Het toekomstperspectief komt veelal vanuit de jongere generatie, denkt Van de Vijver. “Zij verdienen daarvoor voldoende ruimte van de eerste generatie. Creëer een businessmodel waarmee je op zoek gaat naar andere mogelijkheden waarbij de kernwaarden van het bedrijf behouden blijven.”
Stoppen of doorgaan
Dat bedrijfsoverdracht een onderwerp is, blijkt ook uit de seminars ‘Stoppen of doorgaan’ die Bovag organiseert in samenwerking met Alfa Consultants.

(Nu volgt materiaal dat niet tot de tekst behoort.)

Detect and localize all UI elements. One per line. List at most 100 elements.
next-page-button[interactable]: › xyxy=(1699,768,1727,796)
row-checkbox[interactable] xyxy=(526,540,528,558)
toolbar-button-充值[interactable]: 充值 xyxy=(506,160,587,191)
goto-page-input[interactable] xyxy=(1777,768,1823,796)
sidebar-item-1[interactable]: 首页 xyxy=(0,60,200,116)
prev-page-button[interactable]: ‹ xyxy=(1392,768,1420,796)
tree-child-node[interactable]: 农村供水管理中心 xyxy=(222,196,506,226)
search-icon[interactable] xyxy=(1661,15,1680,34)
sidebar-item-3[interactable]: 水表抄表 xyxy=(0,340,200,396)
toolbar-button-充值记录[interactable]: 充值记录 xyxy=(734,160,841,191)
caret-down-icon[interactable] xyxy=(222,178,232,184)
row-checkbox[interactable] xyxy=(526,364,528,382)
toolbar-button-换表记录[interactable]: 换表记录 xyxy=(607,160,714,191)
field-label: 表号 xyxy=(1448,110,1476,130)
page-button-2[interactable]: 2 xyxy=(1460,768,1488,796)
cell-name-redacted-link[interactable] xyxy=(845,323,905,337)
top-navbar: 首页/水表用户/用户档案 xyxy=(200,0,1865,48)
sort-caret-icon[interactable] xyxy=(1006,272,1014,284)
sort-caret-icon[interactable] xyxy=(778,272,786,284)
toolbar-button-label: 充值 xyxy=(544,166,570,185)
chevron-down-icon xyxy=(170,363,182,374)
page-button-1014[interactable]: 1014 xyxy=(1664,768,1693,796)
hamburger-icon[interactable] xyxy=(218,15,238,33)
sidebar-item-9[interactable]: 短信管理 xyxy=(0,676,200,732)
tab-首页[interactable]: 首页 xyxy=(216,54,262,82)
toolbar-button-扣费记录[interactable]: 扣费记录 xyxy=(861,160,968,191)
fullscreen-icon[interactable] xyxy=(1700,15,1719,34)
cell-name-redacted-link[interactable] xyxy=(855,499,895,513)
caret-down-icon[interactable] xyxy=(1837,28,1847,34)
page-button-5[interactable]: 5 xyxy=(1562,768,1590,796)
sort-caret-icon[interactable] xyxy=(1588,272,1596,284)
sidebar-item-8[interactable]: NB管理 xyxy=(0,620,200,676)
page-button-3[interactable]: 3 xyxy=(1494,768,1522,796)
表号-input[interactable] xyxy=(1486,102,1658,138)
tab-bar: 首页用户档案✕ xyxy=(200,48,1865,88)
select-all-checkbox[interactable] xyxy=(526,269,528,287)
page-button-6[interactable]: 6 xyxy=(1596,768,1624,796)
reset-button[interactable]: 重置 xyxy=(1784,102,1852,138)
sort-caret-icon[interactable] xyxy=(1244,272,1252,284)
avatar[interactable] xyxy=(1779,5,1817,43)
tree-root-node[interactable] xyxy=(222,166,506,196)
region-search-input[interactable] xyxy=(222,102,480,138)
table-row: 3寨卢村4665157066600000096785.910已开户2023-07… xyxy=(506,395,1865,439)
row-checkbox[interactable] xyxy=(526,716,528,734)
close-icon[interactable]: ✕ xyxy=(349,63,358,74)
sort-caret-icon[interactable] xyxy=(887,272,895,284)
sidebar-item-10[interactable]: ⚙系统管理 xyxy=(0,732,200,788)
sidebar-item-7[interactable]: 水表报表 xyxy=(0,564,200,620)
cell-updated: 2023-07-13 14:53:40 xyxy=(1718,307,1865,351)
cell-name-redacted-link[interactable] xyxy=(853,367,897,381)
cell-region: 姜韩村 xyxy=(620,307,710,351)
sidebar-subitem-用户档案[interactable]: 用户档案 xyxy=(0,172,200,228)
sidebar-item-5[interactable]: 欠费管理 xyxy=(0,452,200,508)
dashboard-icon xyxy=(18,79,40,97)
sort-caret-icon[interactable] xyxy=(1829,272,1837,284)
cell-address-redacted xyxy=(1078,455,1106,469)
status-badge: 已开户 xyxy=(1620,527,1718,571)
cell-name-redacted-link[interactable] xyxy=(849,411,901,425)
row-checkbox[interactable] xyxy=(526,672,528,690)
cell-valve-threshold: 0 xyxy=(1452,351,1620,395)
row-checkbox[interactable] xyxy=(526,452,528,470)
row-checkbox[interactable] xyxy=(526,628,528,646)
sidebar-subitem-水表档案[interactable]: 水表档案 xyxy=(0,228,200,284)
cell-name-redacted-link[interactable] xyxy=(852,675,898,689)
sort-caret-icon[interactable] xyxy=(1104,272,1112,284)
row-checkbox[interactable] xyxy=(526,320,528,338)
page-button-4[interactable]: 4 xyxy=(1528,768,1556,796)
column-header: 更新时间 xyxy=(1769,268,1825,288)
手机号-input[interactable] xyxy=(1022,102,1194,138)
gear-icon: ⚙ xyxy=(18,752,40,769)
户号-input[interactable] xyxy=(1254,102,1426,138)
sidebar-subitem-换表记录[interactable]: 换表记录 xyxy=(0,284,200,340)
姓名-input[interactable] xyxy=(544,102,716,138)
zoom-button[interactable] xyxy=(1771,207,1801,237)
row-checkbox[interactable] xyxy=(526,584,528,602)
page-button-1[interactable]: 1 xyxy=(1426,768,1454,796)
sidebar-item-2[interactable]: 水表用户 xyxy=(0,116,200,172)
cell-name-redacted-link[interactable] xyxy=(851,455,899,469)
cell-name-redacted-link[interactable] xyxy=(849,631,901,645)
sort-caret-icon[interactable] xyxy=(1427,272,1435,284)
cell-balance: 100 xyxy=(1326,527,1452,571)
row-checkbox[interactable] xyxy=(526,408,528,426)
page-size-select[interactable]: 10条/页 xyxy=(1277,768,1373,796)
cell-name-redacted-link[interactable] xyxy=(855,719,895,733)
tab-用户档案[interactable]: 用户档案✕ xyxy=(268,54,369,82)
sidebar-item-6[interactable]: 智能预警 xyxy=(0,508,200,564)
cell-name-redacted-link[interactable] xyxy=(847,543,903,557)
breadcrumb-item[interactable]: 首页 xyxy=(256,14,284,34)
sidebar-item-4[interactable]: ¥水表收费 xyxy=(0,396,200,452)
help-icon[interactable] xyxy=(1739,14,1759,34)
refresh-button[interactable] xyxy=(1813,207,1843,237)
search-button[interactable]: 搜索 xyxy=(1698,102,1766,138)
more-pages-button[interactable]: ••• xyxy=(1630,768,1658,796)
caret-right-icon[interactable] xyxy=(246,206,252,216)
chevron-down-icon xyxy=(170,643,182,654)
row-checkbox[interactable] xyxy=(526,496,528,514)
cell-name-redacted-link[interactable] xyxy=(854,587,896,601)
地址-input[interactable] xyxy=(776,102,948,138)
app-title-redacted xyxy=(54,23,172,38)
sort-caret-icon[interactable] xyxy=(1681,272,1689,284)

In 2,5 uur worden allerlei zaken behandeld die ter sprake komen bij een bedrijfsoverdracht. “Dan moet je denken aan financiering, de waarde van het bedrijf, het vinden van een koper, de verkoop zelf, wat als het bedrijf niet verkocht wordt en een alternatief voor het onroerend goed”, zegt Christiaan Buis, senior juridisch adviseur van Alfa.
Bij een bedrijfsoverdracht binnen de familie is onderlinge communicatie belangrijk, stelt Buis. “In een familiebedrijf zie je geregeld dat een zoon of dochter in het bedrijf gedrukt wordt. De vraag is dan of zij dit wel willen. En is de zoon of dochter wel geschikt om de zaak over te nemen? Bij een succesvolle overdracht is het noodzakelijk dat dit goed besproken wordt.”
Familiebedrijven zijn innovatiever, omdat ze vasthouden aan een visie.
Daarnaast heeft de eerste generatie nog wel eens moeite met afscheid nemen. “Vader loopt nog rond na de bedrijfsoverdracht en bemoeit zich met allerlei zaken. Dat kan discussies opleveren die voorkomen worden door voor de bedrijfsoverdracht heldere afspraken te maken.”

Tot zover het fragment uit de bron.